Each agent in the Field Office did one week a year on the nut box, answering the phone all night, fending off canny Martians, foiling dastardly CIA coups, and, above all, never embarrassing the Bureau. Every agent dreaded it. Paul Fredericks put the phone down quickly. Two weeks on this job and you could write out one of the little white cards with your own name on it.
“Well, have you formed any view?” said Stames to Blake as he wearily took a cigarette out of his left desk drawer. “How did he sound?”
“Frantic and incoherent. I sent one of my rookies to see him, but he couldn’t get anything out of him other than that America ought to listen to what he’s got to say. He seemed genuinely frightened. He’s got a gunshot wound in his leg and there may be complications. It’s infected; apparently he left it for some days before he went to the hospital.”
“How did he get himself shot?”
“Don’t know yet. We’re still trying to locate witnesses, but we haven’t come up with anything so far, and Casefikis won’t give us the time of day.”

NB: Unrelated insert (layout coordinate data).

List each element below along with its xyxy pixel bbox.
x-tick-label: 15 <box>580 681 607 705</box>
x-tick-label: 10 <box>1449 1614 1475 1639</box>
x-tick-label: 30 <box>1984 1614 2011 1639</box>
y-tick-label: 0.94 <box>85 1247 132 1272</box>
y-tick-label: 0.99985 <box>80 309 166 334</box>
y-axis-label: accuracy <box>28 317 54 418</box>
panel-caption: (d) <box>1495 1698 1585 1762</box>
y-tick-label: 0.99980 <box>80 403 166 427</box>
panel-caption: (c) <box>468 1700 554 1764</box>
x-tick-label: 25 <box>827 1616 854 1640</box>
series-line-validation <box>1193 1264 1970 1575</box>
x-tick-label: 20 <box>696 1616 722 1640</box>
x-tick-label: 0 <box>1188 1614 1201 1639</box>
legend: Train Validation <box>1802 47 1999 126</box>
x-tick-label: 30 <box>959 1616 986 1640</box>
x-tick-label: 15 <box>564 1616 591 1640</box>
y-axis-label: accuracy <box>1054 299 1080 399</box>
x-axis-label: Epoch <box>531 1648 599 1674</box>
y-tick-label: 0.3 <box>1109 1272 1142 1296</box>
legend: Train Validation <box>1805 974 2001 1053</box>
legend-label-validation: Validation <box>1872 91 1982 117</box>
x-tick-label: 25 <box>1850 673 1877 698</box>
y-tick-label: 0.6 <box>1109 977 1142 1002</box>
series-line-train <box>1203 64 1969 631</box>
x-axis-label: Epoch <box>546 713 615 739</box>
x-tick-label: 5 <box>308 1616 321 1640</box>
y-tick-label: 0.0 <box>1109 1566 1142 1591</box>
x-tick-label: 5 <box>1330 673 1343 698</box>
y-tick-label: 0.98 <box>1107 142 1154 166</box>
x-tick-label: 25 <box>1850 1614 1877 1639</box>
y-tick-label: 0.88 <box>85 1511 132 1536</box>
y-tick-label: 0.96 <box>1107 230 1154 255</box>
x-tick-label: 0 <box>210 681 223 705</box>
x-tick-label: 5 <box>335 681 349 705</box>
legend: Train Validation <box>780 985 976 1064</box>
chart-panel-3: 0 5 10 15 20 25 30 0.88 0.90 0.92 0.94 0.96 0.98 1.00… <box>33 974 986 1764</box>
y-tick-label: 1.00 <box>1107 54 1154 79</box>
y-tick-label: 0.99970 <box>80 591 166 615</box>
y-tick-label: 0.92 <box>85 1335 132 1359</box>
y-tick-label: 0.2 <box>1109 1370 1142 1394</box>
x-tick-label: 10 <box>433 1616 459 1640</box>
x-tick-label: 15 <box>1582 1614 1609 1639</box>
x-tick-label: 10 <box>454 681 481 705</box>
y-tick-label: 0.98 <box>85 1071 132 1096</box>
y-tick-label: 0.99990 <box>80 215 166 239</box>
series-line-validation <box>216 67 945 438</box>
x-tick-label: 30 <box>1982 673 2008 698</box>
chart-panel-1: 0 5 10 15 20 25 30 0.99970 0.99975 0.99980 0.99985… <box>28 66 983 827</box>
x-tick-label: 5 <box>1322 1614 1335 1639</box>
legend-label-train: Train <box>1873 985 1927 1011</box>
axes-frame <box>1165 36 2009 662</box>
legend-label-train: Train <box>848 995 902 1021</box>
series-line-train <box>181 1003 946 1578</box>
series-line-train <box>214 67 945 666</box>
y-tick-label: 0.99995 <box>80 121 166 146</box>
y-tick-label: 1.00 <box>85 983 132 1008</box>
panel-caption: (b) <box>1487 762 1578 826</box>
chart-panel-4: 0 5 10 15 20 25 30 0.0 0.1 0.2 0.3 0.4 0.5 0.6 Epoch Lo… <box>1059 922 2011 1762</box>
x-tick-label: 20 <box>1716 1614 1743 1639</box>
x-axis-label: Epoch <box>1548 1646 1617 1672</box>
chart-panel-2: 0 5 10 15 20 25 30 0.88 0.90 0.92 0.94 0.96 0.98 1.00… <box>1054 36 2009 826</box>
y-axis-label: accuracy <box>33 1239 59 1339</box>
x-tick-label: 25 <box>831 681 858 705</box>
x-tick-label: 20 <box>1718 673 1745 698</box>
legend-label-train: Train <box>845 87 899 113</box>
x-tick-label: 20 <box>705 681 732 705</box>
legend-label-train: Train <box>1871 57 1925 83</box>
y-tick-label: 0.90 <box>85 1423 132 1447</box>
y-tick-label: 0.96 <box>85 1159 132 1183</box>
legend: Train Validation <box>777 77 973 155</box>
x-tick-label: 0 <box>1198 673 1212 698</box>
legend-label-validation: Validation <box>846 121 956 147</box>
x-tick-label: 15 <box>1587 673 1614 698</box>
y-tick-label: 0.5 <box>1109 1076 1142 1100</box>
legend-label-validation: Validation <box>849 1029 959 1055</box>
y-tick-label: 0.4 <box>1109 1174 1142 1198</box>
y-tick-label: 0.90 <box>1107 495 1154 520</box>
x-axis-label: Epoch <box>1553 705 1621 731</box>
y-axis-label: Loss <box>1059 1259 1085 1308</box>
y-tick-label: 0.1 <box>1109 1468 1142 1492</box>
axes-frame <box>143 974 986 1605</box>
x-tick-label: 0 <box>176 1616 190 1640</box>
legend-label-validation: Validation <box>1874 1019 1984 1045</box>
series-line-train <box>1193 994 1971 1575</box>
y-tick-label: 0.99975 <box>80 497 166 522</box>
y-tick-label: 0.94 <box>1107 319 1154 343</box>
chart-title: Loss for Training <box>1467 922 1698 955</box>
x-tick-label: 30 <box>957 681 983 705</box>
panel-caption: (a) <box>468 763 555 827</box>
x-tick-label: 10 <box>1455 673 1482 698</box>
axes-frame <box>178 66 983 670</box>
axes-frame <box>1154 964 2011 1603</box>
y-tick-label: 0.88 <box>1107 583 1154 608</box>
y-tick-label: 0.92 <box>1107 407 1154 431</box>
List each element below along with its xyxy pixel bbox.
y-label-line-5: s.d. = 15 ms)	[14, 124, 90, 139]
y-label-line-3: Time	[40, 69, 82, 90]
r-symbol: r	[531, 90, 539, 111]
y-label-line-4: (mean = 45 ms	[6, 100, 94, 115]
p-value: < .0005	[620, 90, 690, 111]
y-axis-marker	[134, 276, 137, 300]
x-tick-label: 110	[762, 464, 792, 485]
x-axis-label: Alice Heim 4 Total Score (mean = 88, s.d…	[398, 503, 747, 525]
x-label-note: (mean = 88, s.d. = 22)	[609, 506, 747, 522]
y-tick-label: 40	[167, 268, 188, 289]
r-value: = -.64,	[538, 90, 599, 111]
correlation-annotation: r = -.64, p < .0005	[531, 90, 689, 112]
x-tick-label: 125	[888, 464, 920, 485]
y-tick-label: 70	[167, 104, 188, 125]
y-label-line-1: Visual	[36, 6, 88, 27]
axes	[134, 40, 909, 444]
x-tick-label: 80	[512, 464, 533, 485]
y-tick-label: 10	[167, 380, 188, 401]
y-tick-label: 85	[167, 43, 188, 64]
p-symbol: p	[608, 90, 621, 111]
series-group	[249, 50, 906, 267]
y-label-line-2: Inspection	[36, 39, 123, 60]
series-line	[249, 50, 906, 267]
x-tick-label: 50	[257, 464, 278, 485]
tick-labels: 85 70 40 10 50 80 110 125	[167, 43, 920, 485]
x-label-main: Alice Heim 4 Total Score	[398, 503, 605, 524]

“Wants the FBI, does he? Only the best, eh?” said Stames. He regretted the remark the moment he said it; but it was too late. He didn’t attempt to cover himself. “Thank you, Lieutenant,” he said. “I’ll put someone on it immediately and brief you in the morning.” Stames put the telephone down. Six o’clock already — why had he turned back? Damn the phone. Grant Nanna would have handled the job just as well and he wouldn’t have made that thoughtless remark about wanting the best. There was enough friction between the FBI and the Metropolitan Police without his adding to it. Nick picked up his intercom phone and buzzed the head of the Criminal Section.
“Grant.”
“I thought you said you had to be home.”
“Come into my office for a moment, will you?”
“Sure, be right there, boss.”
Grant Nanna appeared a few seconds later along with his trademark cigar. He had put on his jacket which he only did when he saw Nick in his office.
Nanna’s career had a storybook quality. He was born in El Campo, Texas, and received a B.A. from Baylor. From there, he went on to get a law degree at SMU. As a young agent assigned to the Pittsburgh Field Office, Nanna met his future wife, Betty, an FBI stenographer. They had four sons, all of whom had attended Virginia Polytechnic Institute: two engineers, a doctor, and a dentist. Nanna had been an agent for over thirty years. Twelve more than Nick. In fact, Nick had been a rookie agent under him. Nanna held no grudge, since he was head of the Criminal Section, and greatly respected Nick — as he called him in private.
“What’s the problem, boss?”
Stames looked up as Nanna entered the office. He noted that his five-feet-nine, fifty-five-year-old, robust, cigar-chewing Criminal Coordinator was certainly not “desirable,” as Bureau weight requirements demanded. A man of five-feet-nine was required to keep his weight between a hundred and fifty-four and a hundred and sixty-one pounds. Nanna had always cringed when the quarterly weigh-in of all FBI agents came due. Many times he had been forced to purge his body of excess pounds for that most serious transgression of Bureau rules, especially during the Hoover era, when “desirability” meant lean and mean.
Who cares, thought Stames. Grant’s knowledge and experience were worth a dozen slender, young athletic agents who can be found in the Washington Field Office halls every day. As he had done a hundred times before, he told himself he would deal with Nanna’s weight problem another day.
Nick repeated the story of the strange Greek in Woodrow Wilson Medical Center as it had been relayed to him by Lieutenant Blake. “I want you to send down two men. Who’s on duty tonight?”
“Aspirin, but if you suspect it might be an informer, boss, I certainly can’t send him.”
“Aspirin” was the nickname of the oldest agent still employed in the WFO. After his early years under Hoover, he played everything by the book, which gave most people a headache. He was due to retire at the end of the year and exasperation was now being replaced by nostalgia.